• Dzung
    53
    cool, thanks. I found the criticism with the murderer/Natzi scenario (originally by Constant?) incomplete. But ironically Kant's defense was too. Probably it reaches the edge of philosophy and there's no resolute solution? How do you think?
  • Janus
    16.3k


    It's not clear to me what you mean by "incomplete". I do think there are no definitive 'in principle' abstract solutions to moral dilemmas, and I do think Kant did not want to accept this. I think it is wrong-headed to aim to eliminate the affective dimension form ethics and morality; the affective dimension may be messy, but it is alive! I don't believe that ethics and morality can be encapsulated within any purely rational system or by any universal maxim.
  • Dzung
    53
    what you mean by "incomplete"Janus
    must say I am in no position to criticize them. Kant was tenacious in his imperative view and there must have been his allies around so we can say a few believers of such universality exist. However, the number of skepticals may be a lot higher and finally the opposition side must be overwhelming (are you on this side?). So Kant must have missed something if he were infallible.
    There are implications here and there that equality is fundamental and if you take if off, all would collapse. Kant's years were the maternity for equality notion and he might have assumed this as a fundamental basis. At least on this point I wouldn't agree equality is something material or even hypothetically "complete". Equality in our real life is a bloat. I borrowed the "incomplete" terminology from Godel's incompleteness theorem and strongly believe it's relevant (there's another thread on this forum on the thoerem).
    By the way, Benjamin Constant was refuted by Kant's defense, would we need to look at his incompleteness?
  • Janus
    16.3k
    finally the opposition side must be overwhelming (are you on this side?)Dzung

    I think there is some value in the ideas that Kant works into the imperative; but as I said I don't think it is really workable.

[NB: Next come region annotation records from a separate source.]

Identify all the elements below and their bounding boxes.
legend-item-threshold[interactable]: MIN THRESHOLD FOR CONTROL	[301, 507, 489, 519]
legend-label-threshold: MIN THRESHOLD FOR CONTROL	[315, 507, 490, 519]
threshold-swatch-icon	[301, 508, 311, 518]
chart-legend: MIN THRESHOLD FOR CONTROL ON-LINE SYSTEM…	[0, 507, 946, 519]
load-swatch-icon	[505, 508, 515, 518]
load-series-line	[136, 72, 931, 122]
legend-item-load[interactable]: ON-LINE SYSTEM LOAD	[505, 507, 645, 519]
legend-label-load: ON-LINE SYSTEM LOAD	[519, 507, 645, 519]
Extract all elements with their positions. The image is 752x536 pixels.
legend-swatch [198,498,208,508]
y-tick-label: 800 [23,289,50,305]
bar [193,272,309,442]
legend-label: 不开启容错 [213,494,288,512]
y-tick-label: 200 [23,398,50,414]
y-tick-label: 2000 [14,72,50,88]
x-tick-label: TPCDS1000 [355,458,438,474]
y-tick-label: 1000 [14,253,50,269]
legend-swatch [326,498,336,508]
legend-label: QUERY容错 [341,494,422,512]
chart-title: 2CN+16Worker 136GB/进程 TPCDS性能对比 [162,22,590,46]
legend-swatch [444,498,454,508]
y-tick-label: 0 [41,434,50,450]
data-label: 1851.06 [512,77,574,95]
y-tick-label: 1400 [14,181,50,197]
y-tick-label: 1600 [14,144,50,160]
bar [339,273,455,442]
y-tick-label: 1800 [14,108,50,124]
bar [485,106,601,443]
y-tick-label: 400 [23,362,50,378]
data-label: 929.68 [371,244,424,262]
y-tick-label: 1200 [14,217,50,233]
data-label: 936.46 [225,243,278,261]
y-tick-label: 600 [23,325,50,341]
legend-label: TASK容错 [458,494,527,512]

    I'm not familiar with Constant's critique; if I get sufficient time I might check it out.
  • CuddlyHedgehog
    379
    Faith is collective mental illness.
  • fred
    2
    that faith was nothing more than A=belief without evidence.TheMadFool

    No, faith is a pursuit, perfomance some teaching, philosophical theory. It is a project.
    I am yoga-philosopher and my faith is based on raja-yoga teaching. The main sources of it are Yoga-sytra, Bhagavat-gita and other sanscrit scriptures.